It’s no secret that the Swissy has been moving up the charts with so much swagger like Mick Jagger. Just pull-up a chart of any CHF pair and you’ll see what I’m talking about! Both USD/CHF and EUR/CHF recently hit their all-time lows at .7067 and 1.0085, respectively.
As I’ve mentioned in my article a couple of months ago on why you should buy the Swiss franc, the stark contrast between Switzerland‘s economy compared to those of the U.S. and euro zone has made the currency more appealing to investors than the dollar and the euro.
Too bad for the Swissy bulls, the Swiss National Bank (SNB) isn’t a big fan of a strong Swissy. You see, the strong currency makes Switzerland’s exports relatively more expensive as foreigners would need more of their own domestic currency to acquire Swiss products.
But what can the SNB do? Let’s take a look at few options.
Option 1: Pump up the liquidity even more
When the amount of money available in the economy increases, the Swissy actually gets devalued. This was probably what the SNB had in mind when it announced earlier this week that it would expand its liquidity measures from 120 billion CHF to 200 billion CHF.
Its move to cut interest rates to zero should also increase the money supply. The rationale is, since the returns on Swissy-denominated assets are lower, investors would have one more reason to invest their money elsewhere and consequently contribute to economic activity.
Heck! There are even those who say that the bank should just make the interest rates negative. Under this scenario, foreign investors would have to pay to open bank accounts in Switzerland and acquire Swiss government bonds, instead of the other way around.
Option 2: Intervention… Duhn, duhn, duuuhn!
Now there are three ways that the SNB can pull off option number two.
First is outright solo intervention. The SNB used to be notorious in stepping in the markets and selling the Swissy in 2009 and 2010. But when its balance sheet showed that it incurred a massive loss of more than 25 billion CHF for its 15-month long intervention frenzy, the central bank began to sit on the sidelines.
However, we know from the BOJ’s experience that a solo intervention won’t really do much to keep the currency from rallying. SNB Chairman Hildebrand would probably have to convince other central banks to agree on a joint intervention with some Swiss chocolates. Will it work? Err, I doubt it.

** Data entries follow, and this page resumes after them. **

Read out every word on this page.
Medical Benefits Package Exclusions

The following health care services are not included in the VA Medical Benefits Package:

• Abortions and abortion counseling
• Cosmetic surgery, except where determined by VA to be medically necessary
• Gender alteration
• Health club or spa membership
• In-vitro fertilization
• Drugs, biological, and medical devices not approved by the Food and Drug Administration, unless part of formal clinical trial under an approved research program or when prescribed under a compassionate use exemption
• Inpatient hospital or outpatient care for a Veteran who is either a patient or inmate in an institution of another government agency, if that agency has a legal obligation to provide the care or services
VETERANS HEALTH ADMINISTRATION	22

If a joint intervention doesn’t happen, Swiss central bankers can just always resort to good ol’ jawboning. It seemed to have worked when it said that the currency is “massively overvalued.” But of course, the SNB can only pull that off a few times before traders figure out that it’s bluffing and start buying the franc again.
Option 3: Peg the Swissy to the euro
You probably noticed that the Swissy got sold off when the possibility about pegging it to the euro hit the airwaves last week. So why not just tie the two currencies, right?
Uh, there’s one problem. Switzerland’s constitution would have to be changed to cite that the SNB won’t have complete control over monetary policy. That’s a lot of work! So if I were you, I wouldn’t hold my breath for a franc-euro peg to happen anytime soon.
With that said, I don’t see the recent rise in the Swissy pairs as anything more than just a pullback. Sure, some of these options seem perfect in theory. But in this humble old man’s opinion, until we see any significant improvement in the global economy, the Swissy’s safe haven reputation would still attract investors.
But then again, that’s just me. What do you think should the SNB do to tame the Swissy’s strength?